Porter sa croix, au contraire, c’est croire follement qu’avec l’échec, le malheur, la mort, se trouve mystérieusement, non pas une impasse, mais un passage. C’est croire à l’impossible. C’est croire que la vie est plus forte que la mort.

Le Prophète Jérémie en avait déjà fait la dure expérience.
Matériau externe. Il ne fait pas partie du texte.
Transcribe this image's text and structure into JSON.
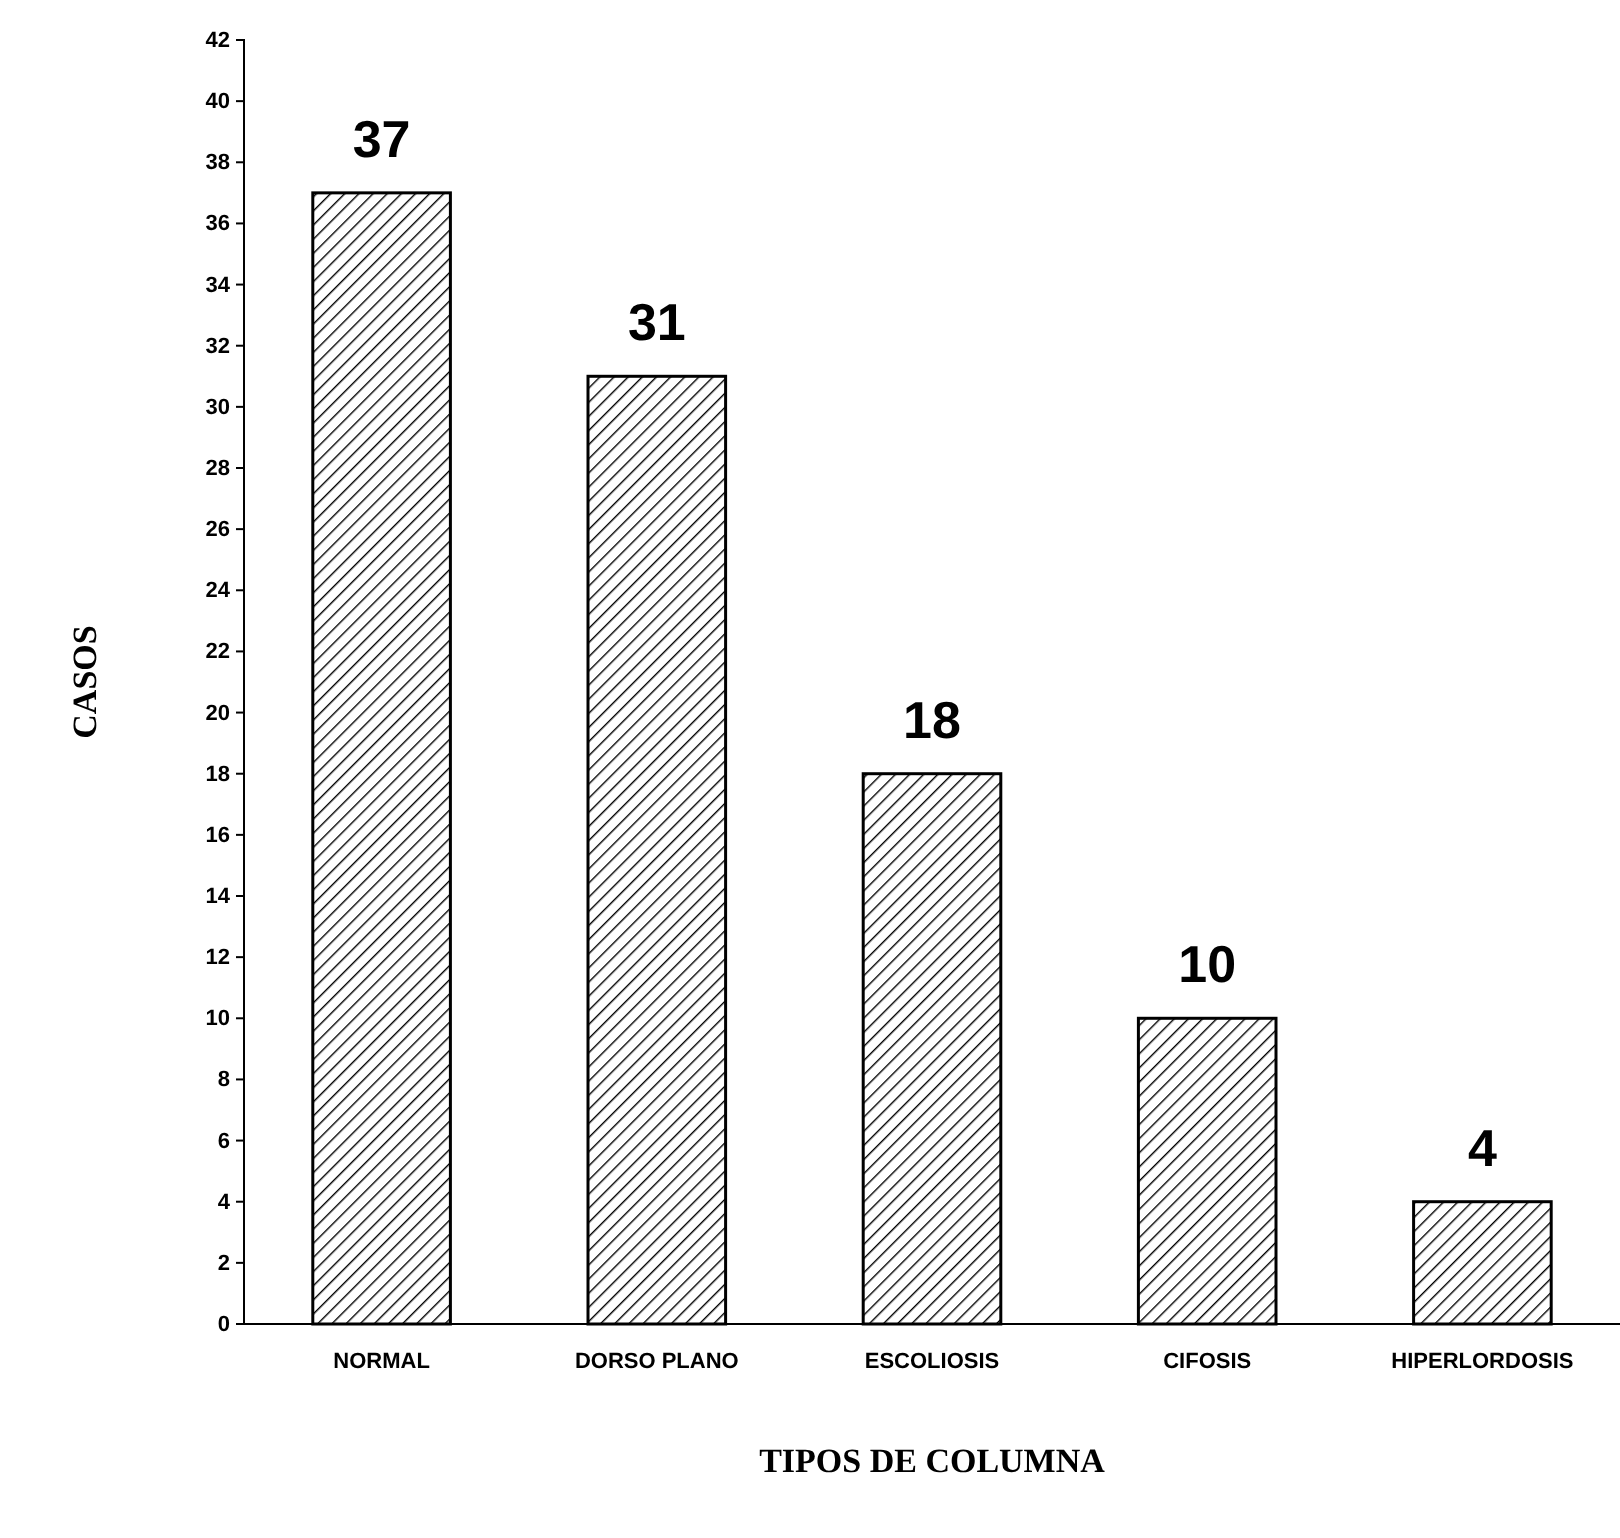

Il s’écrie dans son dépit : « je ne penserai plus à Lui, je ne parlerai plus en Son Nom » ! Mais cette résolution n’avait résiste pas à la séduction du Seigneur. « Il y a en moi comme un feu dévorant, au plus profond de mon être je m’épuise à le maîtriser, sans y réussir » !

Cette séduction de la grâce, ce lancinant appel à chercher Dieu, envers et contre tout, malgré toutes les épreuves et les rebuffades, les désillusions et les moments de désert et d’angoisse, tout cela constitue le cœur de l’expérience de tous les chercheurs de Dieu. C’est ce nous dit saint Paul dans la deuxième lecture : « Ne prenez pas pour modèle le monde présent, mais transformez-vous en renouvelant votre façon de penser pour savoir reconnaître quelle est la volonté de Dieu : ce qui est bon, ce qui est capable de lui plaire, ce qui est parfait ». La rencontre de Dieu est une mise en route qui nous entraîne bien au-delà de ce que nous aurions pu imaginer ou concevoir.

Mais ce n’est pas une logique de mort ! Non, pour Jésus, il s’agit de saisir à pleines mains ce désir de vivre, mais non une vie limitée à nos petites perspectives humaines, mais à pas moins que l’infini de la vie divine. Quand on sait que Dieu nous appelle à la vie et à la vie en plénitude, il devient impossible de dire : je ne penserai plus à lui. Il s’impose à nous.

Portons nos croix avec la confiance paradoxale que les épreuves, les malheurs ne sont pas des lieux où la vie est violemment absente, injustement et définitivement expulsée, Acceptons de découvrir que le Seigneur reste à tout jamais le Dieu de la vie jusque, et y compris, nos chemins de croix.